Taiwan has the right to shoot down any Chinese balloons that posed “high security” threats, the country’s defence ministry said after a report cited officials saying such balloons “very frequently” breached the self-governed island’s airspace.

“The ministry has rules in terms of response and will continue revising the rules in a timely manner to respond to new threats such as balloons,” defence ministry spokesperson Sun Li-fang said.

“The military will adopt appropriate measures, including shooting threats down, according to the level of concern,” he told Bloomberg.

However, such measures have not been necessary so far, the defence ministry said, adding that it had not spotted any surveillance balloons from China, similar to the one downed by the US.

Washington shot down a Chinese “spy” balloon on 4 February off the coast of South Carolina after it traversed above sensitive military sites across North America, triggering a diplomatic spat.

Beijing has argued that the balloon was a civilian research craft that had mistakenly blown off course.

The majority of the balloons near Taiwan’s waters were used for meteorological purposes, major general Huang Wen-chi, a military intelligence officer, told reporters on Tuesday.

The balloons detected near Taiwan had no steering capability and thus were unlikely to be used for surveillance, he said.

Weather balloons were not a security threat, he added.

Mr Huang said they will not make public the exact number of incursions detected “to avoid giving away the sources of our intelligence gathering”. The number of balloons detected from China were reportedly in “accordance with the number of weather balloons it sends each year”.

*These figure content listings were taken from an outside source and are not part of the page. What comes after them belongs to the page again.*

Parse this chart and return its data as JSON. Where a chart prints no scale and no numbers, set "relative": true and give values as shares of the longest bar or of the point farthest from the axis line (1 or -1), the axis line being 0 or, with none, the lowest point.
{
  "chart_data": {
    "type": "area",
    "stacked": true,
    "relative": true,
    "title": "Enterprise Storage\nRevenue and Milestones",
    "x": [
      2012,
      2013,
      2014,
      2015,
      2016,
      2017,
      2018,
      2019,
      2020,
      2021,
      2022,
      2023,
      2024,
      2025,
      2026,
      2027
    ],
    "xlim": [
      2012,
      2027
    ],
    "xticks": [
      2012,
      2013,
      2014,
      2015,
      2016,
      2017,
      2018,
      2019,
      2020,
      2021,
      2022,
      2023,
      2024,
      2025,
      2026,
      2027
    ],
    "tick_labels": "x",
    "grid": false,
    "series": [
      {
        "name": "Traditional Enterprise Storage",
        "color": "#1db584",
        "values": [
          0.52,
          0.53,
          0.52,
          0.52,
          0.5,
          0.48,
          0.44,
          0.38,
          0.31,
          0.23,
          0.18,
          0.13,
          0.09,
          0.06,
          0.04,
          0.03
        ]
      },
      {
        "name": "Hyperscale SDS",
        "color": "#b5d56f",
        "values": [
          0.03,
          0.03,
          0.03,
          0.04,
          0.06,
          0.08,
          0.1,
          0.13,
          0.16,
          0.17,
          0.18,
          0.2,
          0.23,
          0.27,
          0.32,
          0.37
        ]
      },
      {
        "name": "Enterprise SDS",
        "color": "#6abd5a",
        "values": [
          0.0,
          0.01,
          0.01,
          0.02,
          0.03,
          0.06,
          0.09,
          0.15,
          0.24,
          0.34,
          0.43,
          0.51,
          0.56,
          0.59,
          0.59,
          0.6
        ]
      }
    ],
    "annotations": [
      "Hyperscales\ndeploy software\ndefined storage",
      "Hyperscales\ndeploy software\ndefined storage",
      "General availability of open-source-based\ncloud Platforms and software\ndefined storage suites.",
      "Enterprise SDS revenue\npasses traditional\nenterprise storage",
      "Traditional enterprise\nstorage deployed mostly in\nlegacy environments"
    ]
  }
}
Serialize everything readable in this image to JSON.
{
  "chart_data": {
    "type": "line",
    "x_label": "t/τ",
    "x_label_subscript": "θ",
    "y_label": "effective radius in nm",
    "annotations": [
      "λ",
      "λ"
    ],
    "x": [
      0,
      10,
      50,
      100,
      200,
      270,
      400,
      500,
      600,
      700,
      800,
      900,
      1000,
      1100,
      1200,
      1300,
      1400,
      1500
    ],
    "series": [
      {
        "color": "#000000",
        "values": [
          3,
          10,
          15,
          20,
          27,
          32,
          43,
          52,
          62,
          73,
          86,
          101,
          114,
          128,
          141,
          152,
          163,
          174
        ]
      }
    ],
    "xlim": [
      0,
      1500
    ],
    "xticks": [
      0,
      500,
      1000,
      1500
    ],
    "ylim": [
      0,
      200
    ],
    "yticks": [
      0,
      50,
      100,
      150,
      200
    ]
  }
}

The statement comes on the heels of a report in the Financial Times which cited unnamed military sources saying that dozens of Chinese balloons have crossed into Taiwanese airspace over the past years, with the latest incident being just a few weeks ago.

“They come very frequently, the last one just a few weeks ago,” a senior Taiwanese official was quoted by the newspaper in the report published on Monday. Such incursions were happening on average once a month, the report stated.

Previously Taiwan had only confirmed the presence of Chinese balloons in an incident in February last year, when four batches of the aircraft were seen hovering over the island’s north.

China has beefed up its military aggression around Taiwan, including flying a record number of warplanes into its airspace, in an effort to exert its claim over the island.

China says Taiwan is a part of its national territory even though Taipei has been self-ruled after splitting from the mainland in 1949 following a civil war.